Nous étions quatre kamikazes ; notre mission consistait à transformer la fête au Stade de France en un deuil planétaire.

Dès la première page du roman nous sommes immergés dans la tête d’un jeune terroriste, plongés dans la préparation des actions destinées à semer la mort, confrontés au rôle de chacun des passagers de la voiture, à la minutie de la préparation, à l’absence d’émotion. Khalil a un problème : sa ceinture d’explosif ne fonctionne pas dans le RER bondé qu’il était chargé de faire sauter. Nous restons dans sa tête, bel artifice de l’auteur pour mieux nous faire saisir la façon dont on transforme un jeune plutôt fragile, plutôt perdu, en une bombe ambulante exaltée par le martyre.

Le frère revient à la charge chaque fois qu’il te croise sur son chemin. Souvent, c’est lui qui t’accueille à la descente du tram. Il finit par te convaincre de le suivre dans l’impasse où officie l’imam. En vérité, il ne t’a pas convaincu. Tu le suis pour qu’il arrête de te harceler. C’était ce qu’il m’était arrivé. […] Petit à petit les agents dormants que tu avais cumulés à ton insu commencent à se substituer à tes fibres sensibles. Quant à l’imam, il a la réponse à toutes les questions qui te taraudaient autrefois sans te livrer un indice susceptible de t’éclairer ; il te renvoie à tes déconvenues, aux vexations que tu croyais avoir surmontées, à tes blessures jamais cicatrisées – le paumé devient ton sosie, le révolté ton frère siamois, les prêches ton exutoire, la violence ta légitimité. […] Tu deviens le frère, et tu marches la tête haute parmi les hommes, comme un seigneur. (p. 228-229)

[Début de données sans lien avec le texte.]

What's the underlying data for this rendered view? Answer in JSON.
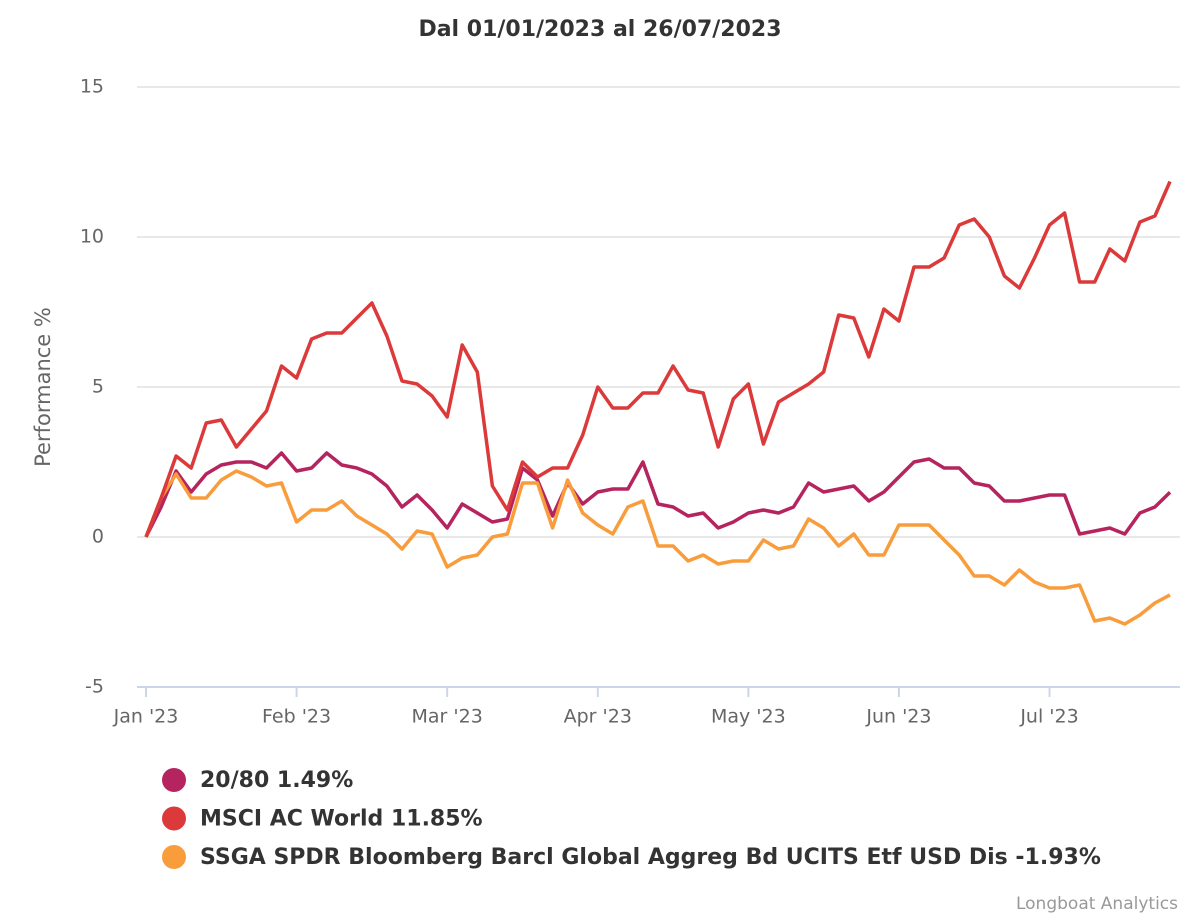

L’engrenage est enclenché. Personne ne peut changer quoi que ce soit, famille, amis, tout est balayé. Cette plongée dans la tête de Khalil a plus de force que nombre de documentaires et analyses sociologiques. C’est la force de la littérature que de nous confronter à l’incompréhensible, de vivre de l’intérieur ce qui nous est irréductiblement étranger. De comprendre aussi, peut-être, que tant d’attitudes inconscientes du racisme ordinaire peuvent faire le berceau de la terreur.

Ce roman ne se réduit pas à des jeunes paumés aux familles dysfonctionnelles ; les différents djihadistes impliqués dans la vie de Khalil couvrent un éventail sociologique et géographique étendu, comme Hédi, son colocataire chargé de le servir et surtout de le surveiller.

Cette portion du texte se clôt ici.